A pioneer often suffers along the journey through rugged terrain, and Jesus the pioneer indeed suffers on his journey. Hebrews says that Jesus was made “perfect” through sufferings. The word for “perfect” is based on the Greek word teleioo, which has to do with reaching a goal. The idea is that Jesus reaches the goal through sufferings. His suffering is not the end but is part of the way to God. His suffering is unique in that it is done on our behalf, since it conveys the love and grace that create a relationship with God. And his suffering also provides assurance that even though those who follow the Pioneer will also encounter suffering, it is not God’s final word. Jesus has made a future for his followers. By grace, they too move through their suffering and into a future where resurrection has the last word.

Second, Hebrews adds a picture: Jesus is our brother (2:12-13). Rather than depicting us as people seeking life in a new future, it refers to those who need a place to belong in the family. Jesus is not “ashamed” to call us his brothers and sisters. Think of this in terms of ordinary family life. A sibling, who is about fourteen, is trying to impress peers. Then, one of the younger members of the family shows up, wanting to tag along. The result can be embarrassing to the older sibling, who wants nothing to do with the young, unsophisticated member of the household. Often the embarrassment wins out and the older sibling tells the younger one to beat it and go home. What the younger sibling wants more than anything is to be acknowledged.

Are we like the younger sibling? Most of us have little difficulty recognizing that it is best if people do not look too closely at us. Scrutiny will show that Jesus might have any number of good reasons to be ashamed about who we are.
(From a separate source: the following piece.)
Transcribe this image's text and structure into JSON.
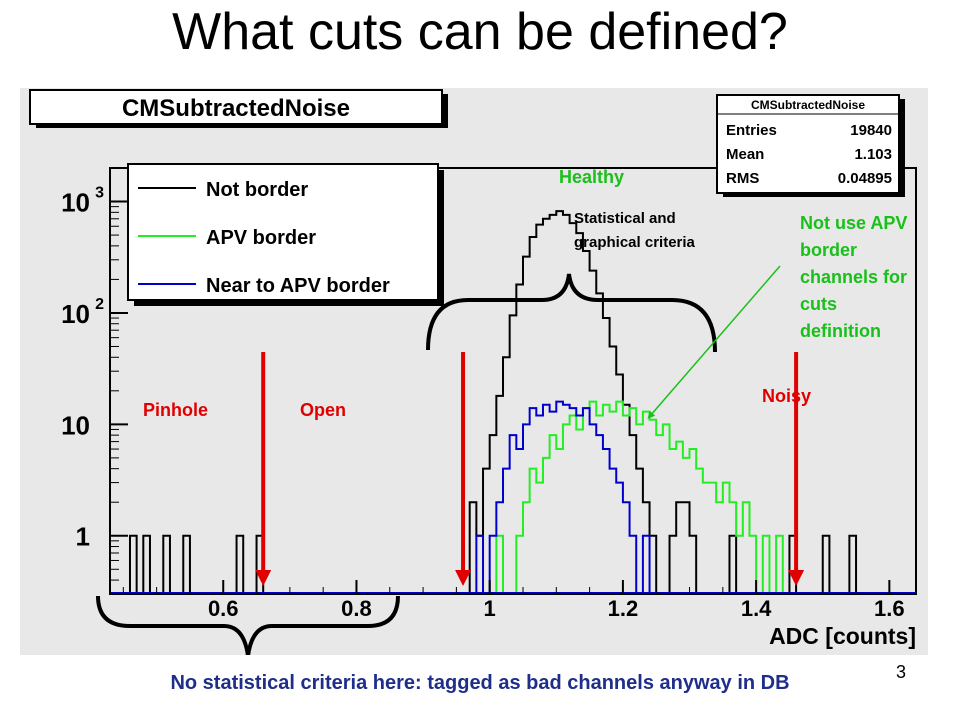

So if Jesus calls us his brothers and sisters, it is not because we are so impressive. Being called one of his siblings is an act of grace. It offers us a sense of dignity and fellowship in the family.

A third picture is that of Jesus as a liberator (2:14-16). Here the scene is more like one of the battlefield images in the year-end review. Here the need is not for acceptance but for liberation. The battles in which people find themselves are often played out in the local arenas of their own lives. Sometimes the scene takes the form of addiction. Sometimes it takes the form of dysfunctional family systems that keep perpetrating abuse. This image recognizes that people are not free agents. We are drawn into situations where evil bends our wills. Despite the fear, we cannot break free.

Here Jesus intrudes into the situation to bring deliverance. The weapon he uses against the force of evil is the love of God, which he conveys through his own suffering and death. Jesus’ crucifixion is confrontational. It shows that God is not willing to let the world remain under the dominion of other powers. In the crucified and risen Christ, God confronts evil with love and deception with truth. This is what sets people free.

The fourth image in the collage is of Jesus the high priest (2:17-18). Here people are pictured as sinners in need of atonement. By his suffering and death, Jesus conveys the sacrificial love that restores people in relationship to God. The “altar” where Jesus offered his sacrifice was Golgotha. The sacrificial victim was Jesus himself, rather than an ordinary lamb. And the reason Jesus offers himself is to convey to us the love that can bring us back into relationship with God.

This passage offers four ways of looking at Jesus and ourselves. When preaching, ask who you are preaching to: people in need of a future, people in need of belonging, people held captive by powers beyond themselves or sinners in need of atonement? In any congregation, all of these people will be present. It is easy for a preacher to fall into the habit of addressing only one situation. But this Scripture passage gives us a number of ways to look at ourselves and at Jesus. Each addresses different aspects of life. Scripture gives us the gospel in multiple dimensions. Good preaching will do the same.